My previous blogpost gives a very clear visualization of how the latents of simple ReLU networks look like, how to interpret them, and a good description of optimization pressures that force them into or away from local optima. I feel well equipped to investigate the problems of feature splitting and feature absorption.
TLDR
I’ve decided not to address feature splitting and feature absorption for now, for the reasons that:
- I think feature splitting can be a good thing
- Feature absorption is a result of optimization pressures towards sparsity
- The definition of “feature,” especially in papers describing Feature Absorption, is not good.
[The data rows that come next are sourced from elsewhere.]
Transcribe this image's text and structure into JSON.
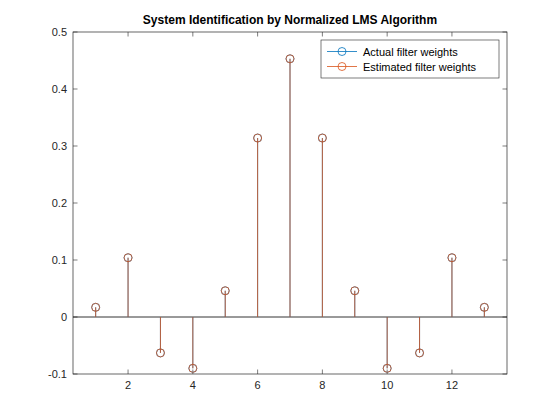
{
  "chart_data": {
    "type": "stem",
    "title": "System Identification by Normalized LMS Algorithm",
    "x": [
      1,
      2,
      3,
      4,
      5,
      6,
      7,
      8,
      9,
      10,
      11,
      12,
      13
    ],
    "series": [
      {
        "name": "Actual filter weights",
        "color": "#0072bd",
        "marker": "circle",
        "values": [
          0.017,
          0.104,
          -0.063,
          -0.09,
          0.046,
          0.314,
          0.453,
          0.314,
          0.046,
          -0.09,
          -0.063,
          0.104,
          0.017
        ]
      },
      {
        "name": "Estimated filter weights",
        "color": "#d95319",
        "marker": "circle",
        "values": [
          0.017,
          0.104,
          -0.063,
          -0.09,
          0.046,
          0.314,
          0.453,
          0.314,
          0.046,
          -0.09,
          -0.063,
          0.104,
          0.017
        ]
      }
    ],
    "xlim": [
      0.3,
      13.7
    ],
    "xticks": [
      2,
      4,
      6,
      8,
      10,
      12
    ],
    "ylim": [
      -0.1,
      0.5
    ],
    "yticks": [
      -0.1,
      0,
      0.1,
      0.2,
      0.3,
      0.4,
      0.5
    ],
    "grid": false,
    "legend": "northeast"
  }
}
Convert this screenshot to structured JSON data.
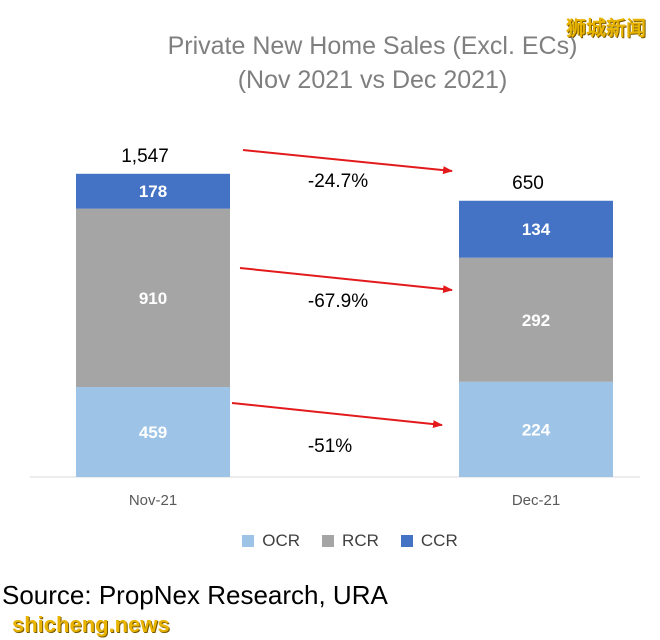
{
  "chart_data": {
    "type": "bar",
    "stacked": true,
    "title": "Private New Home Sales (Excl. ECs)",
    "subtitle": "(Nov 2021 vs Dec 2021)",
    "categories": [
      "Nov-21",
      "Dec-21"
    ],
    "totals": [
      "1,547",
      "650"
    ],
    "series": [
      {
        "name": "OCR",
        "values": [
          459,
          224
        ],
        "color": "#9dc3e6"
      },
      {
        "name": "RCR",
        "values": [
          910,
          292
        ],
        "color": "#a5a5a5"
      },
      {
        "name": "CCR",
        "values": [
          178,
          134
        ],
        "color": "#4472c4"
      }
    ],
    "changes": [
      "-24.7%",
      "-67.9%",
      "-51%"
    ],
    "change_arrow_color": "#e31a1c",
    "grid": false,
    "legend_position": "bottom"
  },
  "source": "Source: PropNex Research, URA",
  "watermark_top": "狮城新闻",
  "watermark_bottom": "shicheng.news"
}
For example, A is for Absorption mentions a
_s
feature. What kind of feature is “tokens that start with s”?! They use this “feature” to illustrate a good point, but the feature itself is stupid and entirely useless. This definition problem is a big obstacle, and I think it’s more worthwhile to look at more statistically principled methods / definitions. - There are sub-problems that I think are worth looking into first, for example, I think SAEs are implementing clustering. I told Neel Nanda about this when he opened Office Hours after a Stanford seminar, and he didn’t seem convinced, but provided no good reason other than “a lot of research has shown that SAEs tend to extract interpretable and composable features,” which is yet another definitional mess. He raised a good question - what evidence could demonstrate one result versus the other? And to that end, my answer would be the phenomenon of feature absorption, but that seems unsatisfying. So it looks like more math could be done here so that this could be further experimentally investigated.
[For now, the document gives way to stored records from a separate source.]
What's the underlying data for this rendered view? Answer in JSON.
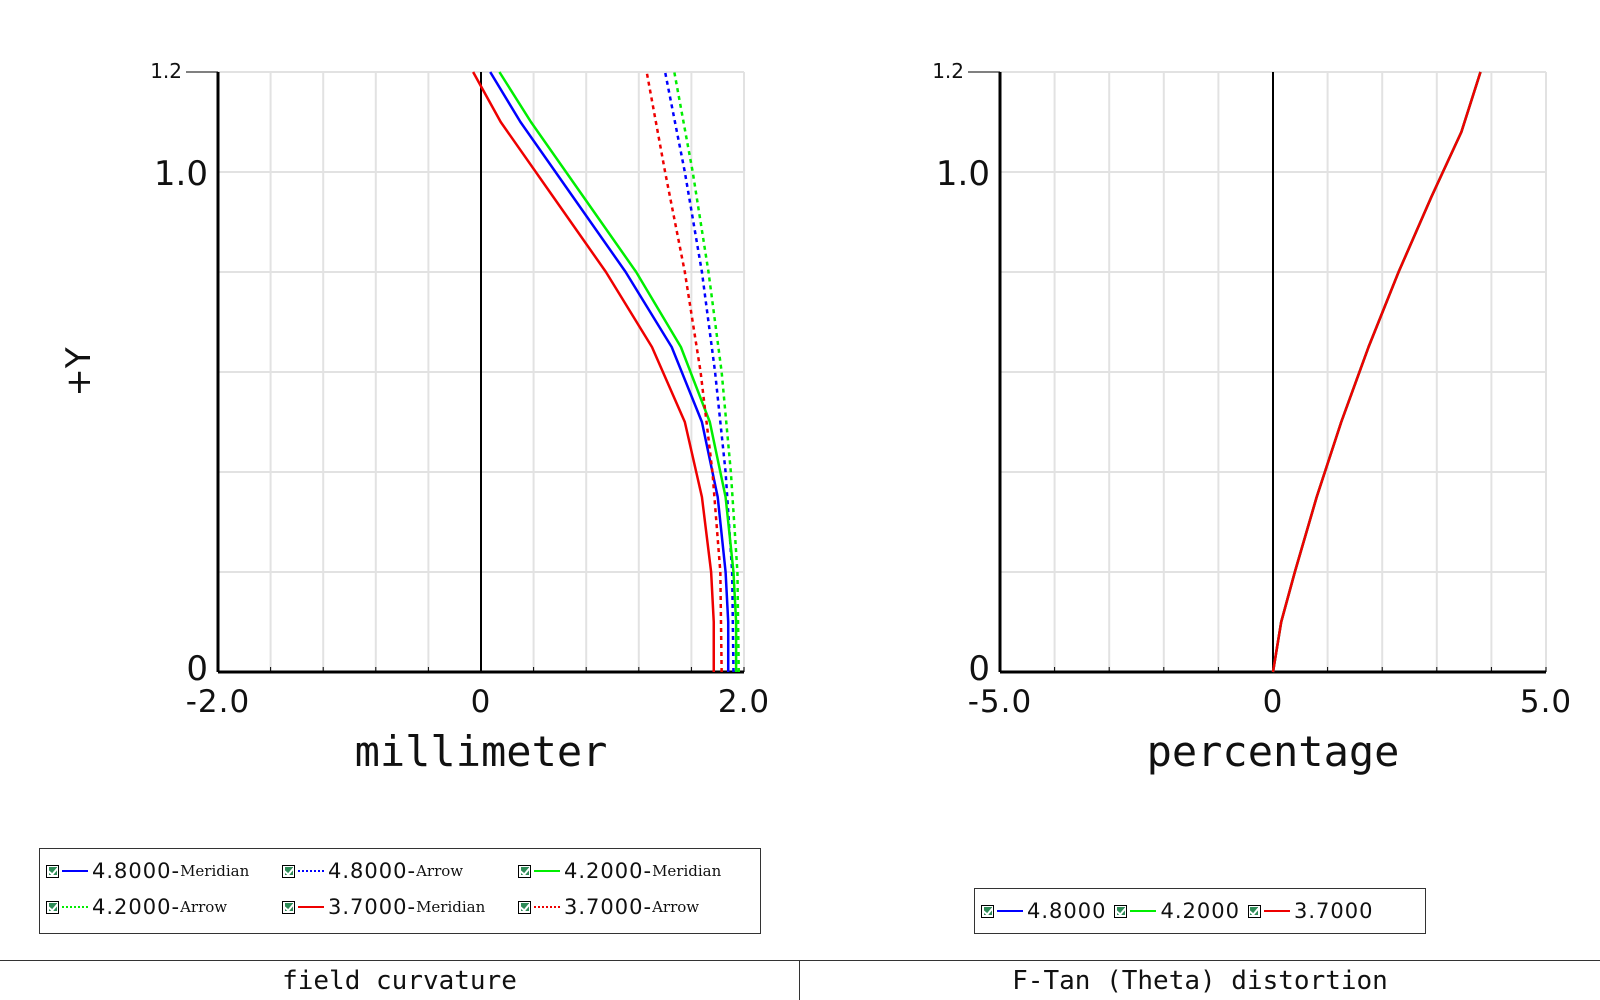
{
  "chart_data": [
    {
      "type": "line",
      "ylabel": "+Y",
      "xlabel": "millimeter",
      "xlim": [
        -2.0,
        2.0
      ],
      "ylim": [
        0,
        1.2
      ],
      "xticks": [
        "-2.0",
        "0",
        "2.0"
      ],
      "yticks": [
        "0",
        "1.0",
        "1.2"
      ],
      "grid": true,
      "legend_placement": "bottom",
      "series": [
        {
          "name": "4.8000-Meridian",
          "color": "#0000ff",
          "style": "solid",
          "points": [
            [
              1.88,
              0
            ],
            [
              1.88,
              0.1
            ],
            [
              1.86,
              0.2
            ],
            [
              1.8,
              0.35
            ],
            [
              1.68,
              0.5
            ],
            [
              1.45,
              0.65
            ],
            [
              1.1,
              0.8
            ],
            [
              0.7,
              0.95
            ],
            [
              0.3,
              1.1
            ],
            [
              0.07,
              1.2
            ]
          ]
        },
        {
          "name": "4.8000-Arrow",
          "color": "#0000ff",
          "style": "dotted",
          "points": [
            [
              1.92,
              0
            ],
            [
              1.91,
              0.2
            ],
            [
              1.86,
              0.4
            ],
            [
              1.78,
              0.6
            ],
            [
              1.68,
              0.8
            ],
            [
              1.55,
              1.0
            ],
            [
              1.4,
              1.2
            ]
          ]
        },
        {
          "name": "4.2000-Meridian",
          "color": "#00ee00",
          "style": "solid",
          "points": [
            [
              1.94,
              0
            ],
            [
              1.94,
              0.1
            ],
            [
              1.92,
              0.2
            ],
            [
              1.86,
              0.35
            ],
            [
              1.74,
              0.5
            ],
            [
              1.52,
              0.65
            ],
            [
              1.18,
              0.8
            ],
            [
              0.78,
              0.95
            ],
            [
              0.38,
              1.1
            ],
            [
              0.14,
              1.2
            ]
          ]
        },
        {
          "name": "4.2000-Arrow",
          "color": "#00ee00",
          "style": "dotted",
          "points": [
            [
              1.96,
              0
            ],
            [
              1.95,
              0.2
            ],
            [
              1.9,
              0.4
            ],
            [
              1.83,
              0.6
            ],
            [
              1.73,
              0.8
            ],
            [
              1.61,
              1.0
            ],
            [
              1.47,
              1.2
            ]
          ]
        },
        {
          "name": "3.7000-Meridian",
          "color": "#ee0000",
          "style": "solid",
          "points": [
            [
              1.77,
              0
            ],
            [
              1.77,
              0.1
            ],
            [
              1.75,
              0.2
            ],
            [
              1.68,
              0.35
            ],
            [
              1.55,
              0.5
            ],
            [
              1.3,
              0.65
            ],
            [
              0.95,
              0.8
            ],
            [
              0.55,
              0.95
            ],
            [
              0.15,
              1.1
            ],
            [
              -0.06,
              1.2
            ]
          ]
        },
        {
          "name": "3.7000-Arrow",
          "color": "#ee0000",
          "style": "dotted",
          "points": [
            [
              1.83,
              0
            ],
            [
              1.82,
              0.2
            ],
            [
              1.76,
              0.4
            ],
            [
              1.67,
              0.6
            ],
            [
              1.55,
              0.8
            ],
            [
              1.4,
              1.0
            ],
            [
              1.26,
              1.2
            ]
          ]
        }
      ]
    },
    {
      "type": "line",
      "xlabel": "percentage",
      "xlim": [
        -5.0,
        5.0
      ],
      "ylim": [
        0,
        1.2
      ],
      "xticks": [
        "-5.0",
        "0",
        "5.0"
      ],
      "yticks": [
        "0",
        "1.0",
        "1.2"
      ],
      "grid": true,
      "legend_placement": "bottom",
      "series": [
        {
          "name": "4.8000",
          "color": "#0000ff",
          "style": "solid",
          "points": [
            [
              0,
              0
            ],
            [
              0.15,
              0.1
            ],
            [
              0.4,
              0.2
            ],
            [
              0.8,
              0.35
            ],
            [
              1.25,
              0.5
            ],
            [
              1.75,
              0.65
            ],
            [
              2.3,
              0.8
            ],
            [
              2.9,
              0.95
            ],
            [
              3.45,
              1.08
            ],
            [
              3.8,
              1.2
            ]
          ]
        },
        {
          "name": "4.2000",
          "color": "#00ee00",
          "style": "solid",
          "points": [
            [
              0,
              0
            ],
            [
              0.15,
              0.1
            ],
            [
              0.4,
              0.2
            ],
            [
              0.8,
              0.35
            ],
            [
              1.25,
              0.5
            ],
            [
              1.75,
              0.65
            ],
            [
              2.3,
              0.8
            ],
            [
              2.9,
              0.95
            ],
            [
              3.45,
              1.08
            ],
            [
              3.8,
              1.2
            ]
          ]
        },
        {
          "name": "3.7000",
          "color": "#ee0000",
          "style": "solid",
          "points": [
            [
              0,
              0
            ],
            [
              0.15,
              0.1
            ],
            [
              0.4,
              0.2
            ],
            [
              0.8,
              0.35
            ],
            [
              1.25,
              0.5
            ],
            [
              1.75,
              0.65
            ],
            [
              2.3,
              0.8
            ],
            [
              2.9,
              0.95
            ],
            [
              3.45,
              1.08
            ],
            [
              3.8,
              1.2
            ]
          ]
        }
      ]
    }
  ],
  "legend_left": {
    "rows": [
      [
        {
          "value": "4.8000-",
          "kind": "Meridian",
          "color": "#0000ff",
          "style": "solid"
        },
        {
          "value": "4.8000-",
          "kind": "Arrow",
          "color": "#0000ff",
          "style": "dotted"
        },
        {
          "value": "4.2000-",
          "kind": "Meridian",
          "color": "#00ee00",
          "style": "solid"
        }
      ],
      [
        {
          "value": "4.2000-",
          "kind": "Arrow",
          "color": "#00ee00",
          "style": "dotted"
        },
        {
          "value": "3.7000-",
          "kind": "Meridian",
          "color": "#ee0000",
          "style": "solid"
        },
        {
          "value": "3.7000-",
          "kind": "Arrow",
          "color": "#ee0000",
          "style": "dotted"
        }
      ]
    ]
  },
  "legend_right": {
    "items": [
      {
        "value": "4.8000",
        "color": "#0000ff"
      },
      {
        "value": "4.2000",
        "color": "#00ee00"
      },
      {
        "value": "3.7000",
        "color": "#ee0000"
      }
    ]
  },
  "captions": {
    "left": "field curvature",
    "right": "F-Tan (Theta) distortion"
  }
}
Also, I think I’ve got a pretty good sense of how the features extracted by SAEs are screwed up. In particular, the solutions provided by SAEs are not sufficiently constrained (which leads to problems like instability / lack of universality of SAE features). Without loss of generality, suppose you had to extract 2 features using an SAE. So long as the activation zones of the 2 features segment the latent space into a bunch of zones, 2 of which correspond to only either feature activating, you’re good. The SAE feature vectors themselves do not have to be aligned with the data points that hypothetically encode only that feature; they could be rotated any which way. To illustrate what I mean, this is a 3D plot of the latent zones for SAE features 1085 (the _short
feature) and 6510 (the _s
feature), together with the SAE-space embeddings of tokens for several words that start with ‘s’. This is based on A is for Absorption. Notice how the features here almost completely orthogonal to the actual embeddings.
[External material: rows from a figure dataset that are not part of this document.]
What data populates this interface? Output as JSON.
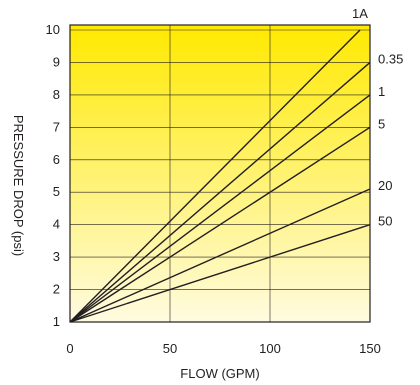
{
  "chart_data": {
    "type": "line",
    "title": "",
    "xlabel": "FLOW (GPM)",
    "ylabel": "PRESSURE DROP (psi)",
    "xlim": [
      0,
      150
    ],
    "ylim": [
      1,
      10
    ],
    "xticks": [
      "0",
      "50",
      "100",
      "150"
    ],
    "yticks": [
      "1",
      "2",
      "3",
      "4",
      "5",
      "6",
      "7",
      "8",
      "9",
      "10"
    ],
    "grid": true,
    "background_gradient": {
      "top": "#ffe900",
      "bottom": "#fffbe0"
    },
    "line_color": "#231f20",
    "series": [
      {
        "name": "1A",
        "x": [
          0,
          145
        ],
        "y": [
          1,
          10
        ]
      },
      {
        "name": "0.35",
        "x": [
          0,
          150
        ],
        "y": [
          1,
          9
        ]
      },
      {
        "name": "1",
        "x": [
          0,
          150
        ],
        "y": [
          1,
          8
        ]
      },
      {
        "name": "5",
        "x": [
          0,
          150
        ],
        "y": [
          1,
          7
        ]
      },
      {
        "name": "20",
        "x": [
          0,
          150
        ],
        "y": [
          1,
          5.1
        ]
      },
      {
        "name": "50",
        "x": [
          0,
          150
        ],
        "y": [
          1,
          4
        ]
      }
    ]
  }
}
As a result, I’ll be moving on to other methods to extract features, and building on foundational understanding of features are arranged in the latent space. I write about some of my intuition of how features are arranged in latent space in “Thoughts on Hidden Structure in MLP Space “, which contain some ideas that I thought were wild and unprovable. But a collaborator, Simon Reich, recently brought to me attention research that corroborates these ideas, including From Flat to Hierarchical: Extracting Sparse Representations with Matching Pursuit by Thomas Fel (amazing amazing researcher) and friends, and The Geometry of Categorical and Hierarchical Concepts in Large Language Models by Kiho Park and friends. I remain super excited about these.